La Famiglia naturale e la Dichiarazione Universale dei Diritti dell’ Uomo
Il dibattito sul tema delle unioni civili o, se si vuole, più precisamente sulla proposta di legge Cirinnà, che si è ormai avviata nell’ iter procedurale del Senato, è stato particolarmente intenso e più che plurale e variegato.
Tuttavia, nonostante il diluvio di interventi autorevoli su tutti i luoghi mediatici, giornalistici, televisivi o anche sulla ineffabile rete dei cosiddeti 'social' del Web, c’è un argomento che non ho mai sentito né letto.
Infatti da più parti si è fatto richiamo alla sollecitazione dell’Europa a legiferare in materia di unioni civili, pare ci sia addirittura un ordine del giorno del Parlamento Europeo in tal senso. Dunque si è posta come fondamentale la questione della adesione ad una sorta di orientamento internazionale, per mettere l’Italia al passo con gli altri paesi sul piano del riconoscimento dei diritti civili, quasi che non sia concepibile avere su questi argomenti una modalità di vita diversa dal dettato del 'politicamente corretto'.

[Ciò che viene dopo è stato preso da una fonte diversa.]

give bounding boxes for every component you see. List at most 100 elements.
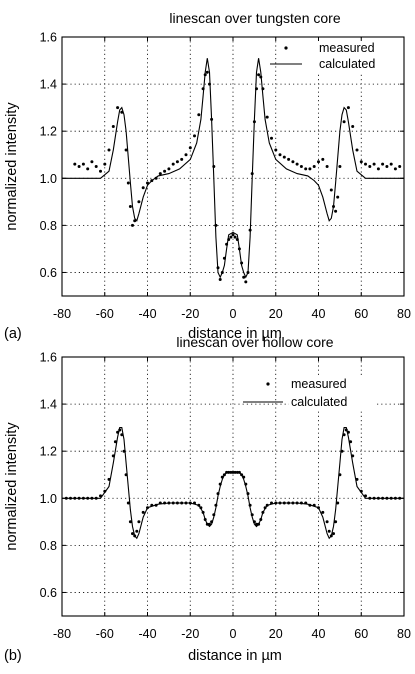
data-point (90, 160, 94, 164)
data-point (107, 148, 111, 152)
legend-marker-measured (284, 46, 288, 50)
data-point (126, 501, 130, 505)
data-point (141, 510, 145, 514)
data-point (137, 200, 141, 204)
legend-background (289, 377, 375, 409)
x-tick-label: 40 (312, 307, 326, 321)
data-point (342, 120, 346, 124)
data-point (218, 278, 222, 281)
data-point (233, 235, 237, 239)
x-axis-label: distance in µm (188, 326, 282, 342)
data-point (163, 169, 167, 173)
data-point (126, 181, 130, 185)
panel-b: linescan over hollow core -80 -60 -40 -20 0 20… (4, 334, 411, 664)
y-tick-label: 1.6 (40, 351, 57, 365)
data-point (193, 134, 196, 138)
legend-label-calculated: calculated (291, 395, 347, 409)
data-point (368, 165, 372, 168)
data-point (312, 165, 316, 168)
y-tick-label: 1.2 (40, 125, 57, 139)
x-tick-label: 80 (397, 307, 411, 321)
data-point (99, 169, 102, 173)
data-point (167, 167, 171, 171)
data-point (372, 162, 376, 166)
x-tick-label: 0 (230, 307, 237, 321)
data-point (205, 70, 209, 74)
x-tick-label: -80 (53, 307, 71, 321)
y-axis-label: normalized intensity (4, 102, 20, 231)
data-point (137, 520, 141, 524)
data-point (116, 106, 120, 110)
data-point (336, 195, 340, 199)
data-point (242, 275, 246, 279)
series-line-calculated (62, 58, 404, 279)
data-point (321, 157, 325, 161)
data-point (81, 162, 85, 166)
y-tick-label: 0.8 (40, 539, 57, 553)
y-tick-label: 1.4 (40, 398, 57, 412)
x-tick-label: 60 (354, 627, 368, 641)
y-tick-label: 1.2 (40, 445, 57, 459)
data-point (158, 172, 162, 176)
data-point (291, 160, 295, 164)
data-point (128, 520, 132, 524)
data-point (308, 167, 312, 171)
x-tick-label: 0 (230, 627, 237, 641)
data-point (265, 115, 269, 119)
x-tick-label: 20 (269, 627, 283, 641)
y-tick-label: 1.4 (40, 78, 57, 92)
data-point (131, 532, 134, 536)
data-point (274, 148, 278, 152)
data-point (282, 155, 286, 159)
data-point (393, 167, 397, 171)
data-point (188, 146, 192, 150)
data-point (299, 165, 303, 168)
data-point (398, 165, 402, 168)
data-point (325, 520, 329, 524)
data-point (295, 162, 299, 166)
y-tick-label: 0.6 (40, 586, 57, 600)
y-tick-label: 0.8 (40, 219, 57, 233)
y-tick-label: 1.0 (40, 172, 57, 186)
data-point (389, 162, 393, 166)
legend-label-calculated: calculated (319, 57, 375, 71)
y-tick-label: 1.0 (40, 492, 57, 506)
data-point (304, 167, 308, 171)
x-tick-label: -80 (53, 627, 71, 641)
x-tick-label: -60 (96, 627, 114, 641)
legend: measured calculated (270, 41, 403, 73)
data-point (385, 165, 389, 168)
x-tick-label: -40 (138, 627, 156, 641)
data-point (327, 529, 331, 533)
x-tick-label: -60 (96, 307, 114, 321)
x-tick-label: 60 (354, 307, 368, 321)
data-point (128, 205, 132, 208)
x-tick-label: 40 (312, 627, 326, 641)
data-point (257, 73, 261, 77)
data-point (270, 136, 273, 140)
x-tick-label: 20 (269, 307, 283, 321)
data-point (346, 106, 350, 110)
data-point (111, 125, 115, 128)
data-point (229, 235, 233, 239)
data-point (171, 162, 175, 166)
chart-title: linescan over hollow core (176, 334, 333, 350)
data-point (321, 510, 325, 514)
data-point (381, 162, 385, 166)
legend-label-measured: measured (319, 41, 375, 55)
x-tick-label: -20 (181, 307, 199, 321)
data-point (73, 162, 77, 166)
panel-a: linescan over tungsten core -80 -60 -40 -20 0… (4, 10, 411, 342)
data-point (338, 165, 342, 168)
data-point (329, 188, 333, 192)
grid (62, 37, 404, 296)
data-point (278, 153, 282, 157)
data-point (364, 162, 367, 166)
data-point (244, 280, 248, 284)
data-point (131, 223, 134, 227)
data-point (317, 160, 320, 164)
y-tick-label: 0.6 (40, 266, 57, 280)
data-point (175, 160, 179, 164)
x-axis-label: distance in µm (188, 648, 282, 664)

Eppure, caro Direttore, nessuno, che io sappia, ha fatto riferimento a documenti internazionali che, essendo ritualmente approvati e sottoscritti dagli Stati, addirittura costituiscono fonte giuridica per decisioni di Tribunali Internazionali .
Mi riferisco alla Dichiarazione Universale dei Diritti dell’Uomo approvata nel 1948 dall’assemblea dell’ONU e sottoscritta quindi da tutti i paesi aderenti, ovviamente compresa l’ Italia.
Come mai? Eppure tutte le volte che in passato si è discusso di riconoscimento delle prerogative e delle caratteristiche meritevoli di tutela quali espressione della dignità umana, si è sempre sbandierata quella Dichiarazione che è certamente il punto più avanzato e complessivo della definizione della tutela della dignità umana e delle sue relazioni con la società.
Forse se, come si è detto, si pensa che un paese debba conformare necessariamente la propria legislazione non alle sue tradizioni ed alla sua cultura prevalente, ma all’orientamento internazionale, quella Dichiarazione andrebbe visitata nella parte che può interessare. Ecco allora che si scopre il perché di questa trascuratezza o dimenticanza.
Si scoprirebbe così ad esempio che all’articolo 16 è scritto '1. Uomini e donne in età adatta hanno il diritto di sposarsi e di fondare una famiglia, senza alcuna limitazione di razza, cittadinanza o religione….. 3. La famiglia è il nucleo naturale e fondamentale della società e ha diritto ad essere protetta dalla società e dallo Stato.'
Come si vede, in particolare il comma 3 definisce con semplici ma rigorose parole il concetto, reale che diventa giuridico, di famiglia naturale.
Dunque lo Stato non solo è tenuto a riconoscere la unicità e la specificità della famiglia naturale, ma è tenuto anche a proteggerla!
A me sembra che questa definizione contenuta in un atto internazionale che assume rilievo di fonte giuridica, chiarisca senza ombra di dubbio che la famiglia naturale è l’unica 'formazione sociale', che riceve un riconoscimento di specifica attribuzione di funzioni sociali proprie. Dunque per il diritto internazionale altre 'formazioni sociali' come le unioni civili possono essere definite diversamente, ma mai possono essere inquadrate o assimilate alla unicità della 'famiglia naturale'.
Ma c’è di più! C’è ancora un altro documento, che è un Trattato Internazionale, che può aiutare a dirimere un’altra questione che pure qualcuno ha sollevato ovvero la necessità che la politica debba assumersi il compito di contemperare e fare compromesso fra le due sfere di diritto in conflitto nella questione della cosiddetta 'stepchild adoption' , ovvero del diritto del bambino ad avere una famiglia naturale con una mamma ed un papà, e quello dell’omosessuale all’uguaglianza e non alla discriminazione .
Ebbene, sarebbe opportuno andare a rivedere la Convenzione Internazionale dei Diritti dell’Infanzia e dell’ Adolescenza, che è alla base dell’UNICEF, approvata nel 1991 dall’Italia insieme a 180 Paesi.
All’articolo 3 della Convenzione e scritto testualmente:
'Interesse superiore del bambino
In tutte le decisioni riguardanti i bambini, prima di tutto
bisogna pensare all’«interesse superiore» del bambino'. Mentre all’ articolo 9 recita testualmente 'Il bambino ha diritto di vivere con i suoi genitori'
Offro dunque alla discussione due Trattati Internazionali stranamente o colpevolmente dimenticati in questo aspro dibattito e che sono, invece, attualmente le linee più avanzate e condivise a livello planetario, che non possono essere richiamati solo quando fa comodo.